If his mind was clearer, perhaps he could work with David Michael Frank again. If his mind was clearer, perhaps he could begin attending rehearsals more consistently. If his mind was clearer, perhaps he could meet with management to make certain that his interests were being protected.

Instead, after these long and exhausting treatments at Klein’s office, his energy is sapped. It’s enough to go home and be with the kids. Enough to insulate himself in the cocoon of the Carolwood estate. Enough to select a film with the charm to captivate his heart and soul, a film with the power to turn his mind from his own problems to the problems of a fictional character, a character whom he can shower with love and affection.

One such character is Antoine Doinel, hero of François Truffaut’s 1959 classic, The 400 Blows, an autobiographical treatment of the director’s troubled childhood. Michael counts it among his favorite films. He returns to it in the privacy of the lush screening room, with the knowledge that it will comfort him. Comfort comes in the form of Truffaut’s extraordinary empathy for children. Like the director himself, Michael feels deeply for Antoine, with his inability to adjust to a life controlled by callous adults: uncaring teachers, insensitive parents, apathetic neighbors. Michael identifies with the desperate loneliness that sits at the heart of Truffaut’s central character. As a child commanded by his father, surrounded by his brothers, and adored by his fans, Michael nonetheless felt isolated and misunderstood. Like Antoine Doinel, he walked through the world as an alien.

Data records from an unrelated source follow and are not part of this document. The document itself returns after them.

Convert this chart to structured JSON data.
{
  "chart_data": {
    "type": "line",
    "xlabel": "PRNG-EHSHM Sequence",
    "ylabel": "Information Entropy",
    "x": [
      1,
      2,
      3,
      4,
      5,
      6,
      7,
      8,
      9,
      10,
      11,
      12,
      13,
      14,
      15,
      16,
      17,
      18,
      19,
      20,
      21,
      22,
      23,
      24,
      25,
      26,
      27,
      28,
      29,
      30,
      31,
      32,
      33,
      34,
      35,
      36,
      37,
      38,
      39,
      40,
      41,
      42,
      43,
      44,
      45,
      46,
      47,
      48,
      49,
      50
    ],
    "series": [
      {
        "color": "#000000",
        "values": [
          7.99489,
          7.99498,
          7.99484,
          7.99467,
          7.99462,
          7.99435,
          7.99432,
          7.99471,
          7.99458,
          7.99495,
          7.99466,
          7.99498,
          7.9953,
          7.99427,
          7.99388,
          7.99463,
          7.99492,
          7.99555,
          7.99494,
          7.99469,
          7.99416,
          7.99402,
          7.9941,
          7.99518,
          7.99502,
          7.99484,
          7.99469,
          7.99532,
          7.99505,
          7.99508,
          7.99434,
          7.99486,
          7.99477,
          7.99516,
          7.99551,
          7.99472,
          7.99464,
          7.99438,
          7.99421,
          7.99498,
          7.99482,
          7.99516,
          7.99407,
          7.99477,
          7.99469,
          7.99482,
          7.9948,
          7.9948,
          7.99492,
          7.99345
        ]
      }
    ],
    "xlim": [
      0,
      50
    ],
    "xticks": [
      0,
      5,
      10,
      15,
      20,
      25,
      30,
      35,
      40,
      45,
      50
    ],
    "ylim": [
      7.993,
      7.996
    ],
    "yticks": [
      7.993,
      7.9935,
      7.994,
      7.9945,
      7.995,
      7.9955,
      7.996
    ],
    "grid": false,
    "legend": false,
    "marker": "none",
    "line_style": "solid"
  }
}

Even today he feels suffocated by an odd sense of estrangement. He wants to reengage with the world. That’s what this upcoming series of shows is all about. He wants to reengage with his family and fans. But he also fears the consequences of doing so, of falling back into the vortex of hyperactivity—the concerts, the praise, the attacks, the ungodly amount of scrutiny—that alienates him from normal life.

So he clings to his children. He withdraws into the absolute closest unit—his own nuclear family of four—hoping that, inspired by films like The 400 Blows, he will find the strength to venture back out and reassert his autobiographical art, his release from the pressures that continue to make his inability to sleep a diurnal nightmare.